Entropy-guided sequence weighting for efficient exploration in RL-based LLM fine-tuning
Abdullah Vanlioglu
TL;DR
The paper addresses the challenge of efficient exploration in RL-based fine-tuning of large language models (LLMs) for multi-step reasoning. It introduces Entropy-Guided Sequence Weighting (EGSW), which combines advantage with entropy through a temperature-scaled softmax to weight generated sequences, and supports both step-wise and trajectory-wise updates atop the GRPO framework.
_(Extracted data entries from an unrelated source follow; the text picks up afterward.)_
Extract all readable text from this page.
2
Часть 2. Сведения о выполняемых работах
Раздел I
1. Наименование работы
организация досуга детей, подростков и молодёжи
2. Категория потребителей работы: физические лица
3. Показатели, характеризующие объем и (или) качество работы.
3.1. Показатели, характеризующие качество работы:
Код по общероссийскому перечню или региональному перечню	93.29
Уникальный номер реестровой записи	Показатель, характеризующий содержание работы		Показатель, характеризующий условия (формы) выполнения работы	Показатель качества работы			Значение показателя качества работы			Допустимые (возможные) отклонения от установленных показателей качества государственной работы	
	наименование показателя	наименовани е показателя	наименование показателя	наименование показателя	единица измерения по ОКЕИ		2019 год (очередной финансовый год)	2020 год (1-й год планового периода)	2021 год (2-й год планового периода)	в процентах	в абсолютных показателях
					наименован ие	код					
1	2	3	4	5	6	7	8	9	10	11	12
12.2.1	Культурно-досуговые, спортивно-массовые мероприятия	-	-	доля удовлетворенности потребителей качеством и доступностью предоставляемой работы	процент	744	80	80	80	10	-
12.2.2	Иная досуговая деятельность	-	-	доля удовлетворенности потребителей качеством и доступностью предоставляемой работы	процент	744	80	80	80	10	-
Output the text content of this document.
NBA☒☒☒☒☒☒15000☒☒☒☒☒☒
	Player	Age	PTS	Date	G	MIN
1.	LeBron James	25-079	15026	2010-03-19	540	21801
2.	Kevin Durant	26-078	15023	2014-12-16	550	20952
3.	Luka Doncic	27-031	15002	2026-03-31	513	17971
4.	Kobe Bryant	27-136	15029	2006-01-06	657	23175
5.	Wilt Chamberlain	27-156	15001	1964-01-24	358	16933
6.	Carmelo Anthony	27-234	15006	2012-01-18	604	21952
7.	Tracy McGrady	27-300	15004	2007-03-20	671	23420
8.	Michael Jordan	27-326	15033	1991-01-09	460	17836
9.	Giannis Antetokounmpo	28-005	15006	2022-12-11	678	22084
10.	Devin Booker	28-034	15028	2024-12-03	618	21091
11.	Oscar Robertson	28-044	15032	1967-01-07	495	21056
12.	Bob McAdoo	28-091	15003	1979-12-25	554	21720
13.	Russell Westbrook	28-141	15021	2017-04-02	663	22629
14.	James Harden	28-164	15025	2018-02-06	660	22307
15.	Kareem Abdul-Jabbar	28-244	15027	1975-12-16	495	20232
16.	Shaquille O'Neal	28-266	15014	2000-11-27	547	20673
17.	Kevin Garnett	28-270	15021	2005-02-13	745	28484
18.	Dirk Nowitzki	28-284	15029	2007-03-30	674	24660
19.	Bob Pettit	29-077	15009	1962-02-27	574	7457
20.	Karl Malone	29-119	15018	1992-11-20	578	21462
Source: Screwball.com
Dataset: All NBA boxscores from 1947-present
Weights are computed as $w_{i,t}^{\text{raw}} = \exp\left((A_{i,t} + \alpha H_{i,t})/P\right)$ with normalized $w_{i,t} = w_{i,t}^{\text{raw}} / \sum_j w_{j,t}^{\text{raw}}$, and reweight the policy gradient accordingly, guided by hyperparameters $\alpha$ and $P$. Empirical results on Qwen2.5-Math-7B-based models (Math-500, AIME, GPQA Diamond) show that GRPO+EGSW yields higher rewards and improved reasoning efficiency compared to GRPO, while highlighting sensitivity to hyperparameter choices and the potential for more compact, informative token generation.
Abstract
We introduce Entropy-Guided Sequence Weighting (EGSW), a novel approach that enhances the exploration-exploitation tradeoff by dynamically assigning weights to generated outputs based on their advantage and entropy for Reinforcement Learning-based Large Language Model fine-tuning. EGSW integrates entropy regularization with advantage-based weighting to balance policy updates, enabling efficient exploration in high-dimensional state spaces. By employing temperature-scaled softmax weighting over sequences, EGSW prioritizing high-reward, high-uncertainty steps while maintaining training stability. Although originally developed to improve Group Relative Policy Optimization (GRPO) during large language model (LLM) fine-tuning, EGSW is generalizable to other reinforcement learning (RL) algorithms and can be implemented in both step-wise and trajectory-wise settings. Empirical evaluations demonstrate that EGSW enhances GRPO reasoning ability, yielding improvements in sample efficiency. Future work will explore the application of EGSW to advanced RL methodologies.